What's Your Favorite Film... Objectively Best? (if different)

Blade Runner with Harrison Ford is my favorite and one of the objective best. Directed by Ridley Scott, possibly the most skillful director alive, Kingdom of Heaven (2005) Matchstick Men (2003) Black Hawk Down (2001)Hannibal (2001) Gladiator (2000) G.I. Jane (1997) White Squall (1996) 1492: Conquest of Paradise (1992) Thelma & Louise (1991) Black Rain (1989) Someone to Watch Over Me (1987) Legend (1985) Blade Runner (1982) Alien (1979)

Bladerunner presents an unmatchable, extraordinary atmosphere through its vision of the future and its eerie soundtrack. As literature, this film presents a messianic metaphor through Rutger Hauer in his best performance as Roy the Leader Replicant looking to remove an intentional flaw in his genes, a rather limited lifespan. Ford is exceptional as he seeks redemption for his career (cop) as a detective/assassin of replicants. He is torn between his consideration of replicants as humans and his duty to terminate them for demanding recognition as such by fighting for their lives. This is Ford's best performance as he toggles between strength, fear and indecision.

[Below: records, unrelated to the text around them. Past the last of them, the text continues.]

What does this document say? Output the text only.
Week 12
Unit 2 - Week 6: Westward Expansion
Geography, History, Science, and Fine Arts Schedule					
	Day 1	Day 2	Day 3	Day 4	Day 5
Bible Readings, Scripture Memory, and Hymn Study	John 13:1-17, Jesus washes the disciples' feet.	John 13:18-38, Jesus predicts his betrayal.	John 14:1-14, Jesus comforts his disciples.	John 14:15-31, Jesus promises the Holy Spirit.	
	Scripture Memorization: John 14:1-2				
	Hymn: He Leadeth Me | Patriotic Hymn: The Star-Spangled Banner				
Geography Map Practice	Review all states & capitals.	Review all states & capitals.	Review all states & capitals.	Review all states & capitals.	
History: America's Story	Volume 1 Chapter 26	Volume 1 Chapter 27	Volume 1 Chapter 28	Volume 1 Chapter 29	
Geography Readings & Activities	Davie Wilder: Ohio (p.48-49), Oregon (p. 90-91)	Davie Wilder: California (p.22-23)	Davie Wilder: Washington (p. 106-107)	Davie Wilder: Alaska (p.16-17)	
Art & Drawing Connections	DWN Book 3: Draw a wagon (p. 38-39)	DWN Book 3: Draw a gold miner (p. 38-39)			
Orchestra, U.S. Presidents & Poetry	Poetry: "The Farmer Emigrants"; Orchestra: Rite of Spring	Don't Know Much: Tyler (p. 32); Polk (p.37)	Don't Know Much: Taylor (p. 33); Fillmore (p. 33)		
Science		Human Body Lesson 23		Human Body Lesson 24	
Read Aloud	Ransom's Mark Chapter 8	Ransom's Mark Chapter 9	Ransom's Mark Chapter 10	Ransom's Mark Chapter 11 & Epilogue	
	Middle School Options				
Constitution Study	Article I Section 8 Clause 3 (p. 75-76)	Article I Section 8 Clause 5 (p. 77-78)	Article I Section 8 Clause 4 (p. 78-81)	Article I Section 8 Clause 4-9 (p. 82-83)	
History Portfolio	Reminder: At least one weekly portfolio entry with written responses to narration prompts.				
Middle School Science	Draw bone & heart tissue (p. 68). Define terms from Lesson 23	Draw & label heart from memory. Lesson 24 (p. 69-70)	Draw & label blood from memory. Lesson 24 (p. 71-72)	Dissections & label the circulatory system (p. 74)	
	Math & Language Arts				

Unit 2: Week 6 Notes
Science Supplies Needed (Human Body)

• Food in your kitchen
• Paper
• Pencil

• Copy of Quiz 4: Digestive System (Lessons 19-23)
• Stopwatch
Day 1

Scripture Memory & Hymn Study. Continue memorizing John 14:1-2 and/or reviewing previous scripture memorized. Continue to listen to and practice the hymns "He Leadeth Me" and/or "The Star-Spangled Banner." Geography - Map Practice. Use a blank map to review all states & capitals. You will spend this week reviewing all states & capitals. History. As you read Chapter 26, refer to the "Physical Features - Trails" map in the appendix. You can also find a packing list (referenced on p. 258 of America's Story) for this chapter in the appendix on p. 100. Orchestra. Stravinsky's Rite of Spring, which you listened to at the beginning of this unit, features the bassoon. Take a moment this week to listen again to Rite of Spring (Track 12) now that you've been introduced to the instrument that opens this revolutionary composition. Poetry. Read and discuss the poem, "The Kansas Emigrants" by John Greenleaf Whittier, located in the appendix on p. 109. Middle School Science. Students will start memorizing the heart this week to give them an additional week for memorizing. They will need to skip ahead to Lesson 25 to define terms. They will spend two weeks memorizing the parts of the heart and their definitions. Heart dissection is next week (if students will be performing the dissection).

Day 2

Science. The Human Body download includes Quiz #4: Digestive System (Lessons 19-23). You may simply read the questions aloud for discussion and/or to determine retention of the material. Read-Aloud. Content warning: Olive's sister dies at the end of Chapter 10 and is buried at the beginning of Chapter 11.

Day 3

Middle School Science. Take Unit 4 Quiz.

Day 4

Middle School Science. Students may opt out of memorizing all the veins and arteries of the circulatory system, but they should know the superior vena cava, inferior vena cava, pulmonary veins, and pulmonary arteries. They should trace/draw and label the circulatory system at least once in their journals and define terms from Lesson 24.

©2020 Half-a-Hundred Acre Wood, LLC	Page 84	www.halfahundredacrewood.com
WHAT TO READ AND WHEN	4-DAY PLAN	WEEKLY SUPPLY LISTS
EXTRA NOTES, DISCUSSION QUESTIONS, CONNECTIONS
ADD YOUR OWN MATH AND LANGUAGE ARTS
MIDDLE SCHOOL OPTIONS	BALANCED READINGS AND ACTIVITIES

Sean Young, Edward James Olmos and Darryl Hannah round out the cast of this thrilling, heartrending film.

Plot Summary for Blade Runner (1982)
In a cyberpunk vision of the future, man has developed the technology to create replicants, human clones used to serve in the colonies outside Earth but with fixed lifespans. In Los Angeles, 2019, Deckard is a Blade Runner, a cop who specializes in terminating replicants. Originally in retirement, he is forced to re-enter the force when five replicants escape from an offworld colony to Earth.
Summary written by mailto:{gsr@cbmamiga.demon.co.uk}

Los Angeles, 2019: Rick Deckard of the LPD's Blade Runner unit prowls the steel & micro-chip jungle of the 21st century for assumed humanoids known as 'replicants'. Replicants were declared illegal after a bloody mutiny on an Off-World Colony, and are to be terminated upon detection. Man's obsession with creating a being equal to himself has back-fired.
Summary written by mailto:{mjment@hotmail.com}

Deckard is a Blade Runner, a police man of the future who hunts down and terminates replicants, artificially created humans. He wants to get out of the force, but is drawn back in when 4 "skin jobs", a slang term for replicants, hijack a ship back to Earth. The city that Deckard must search for his prey is a huge, sprawling, bleak vision of the future. This film questions what it is to be human, and why life is so precious.
Summary written by mailto:{bole@life.bio.sunysb.edu}

Amadeus with Tom Hulse as Wolfgang Amadeus Mozart is by far the objectively best film ever made. Don't be fooled by its subject by thinking it may be a little "artsy fartsy" because it is anything but. Yes, it's rich but unpretentious, serious but funny, great acting, music, costumes, cinemetography, pacing... Well, it's directed by Milos Forman, also among the best drectors by far, Man on the Moon (1999) The People vs. Larry Flynt (1996) Valmont (1989)Amadeus (1984) Ragtime (1981) Hair (1979) One Flew Over the Cuckoo's Nest (1975)

Forman never misses a beat in anything he does as he brings his European sensitivity and in particular his Czech storytelling ability. He would never let the truth get in the way of a good story as Amadeus is fictionalized about his relationship with his nemesis who pretends to be his friend, played by Best Oscar winner F. Murray Abraham.

This film is bawdy, raunchy and classy at the same time. I have never met a moviegoer who did not see its extraordinary merits.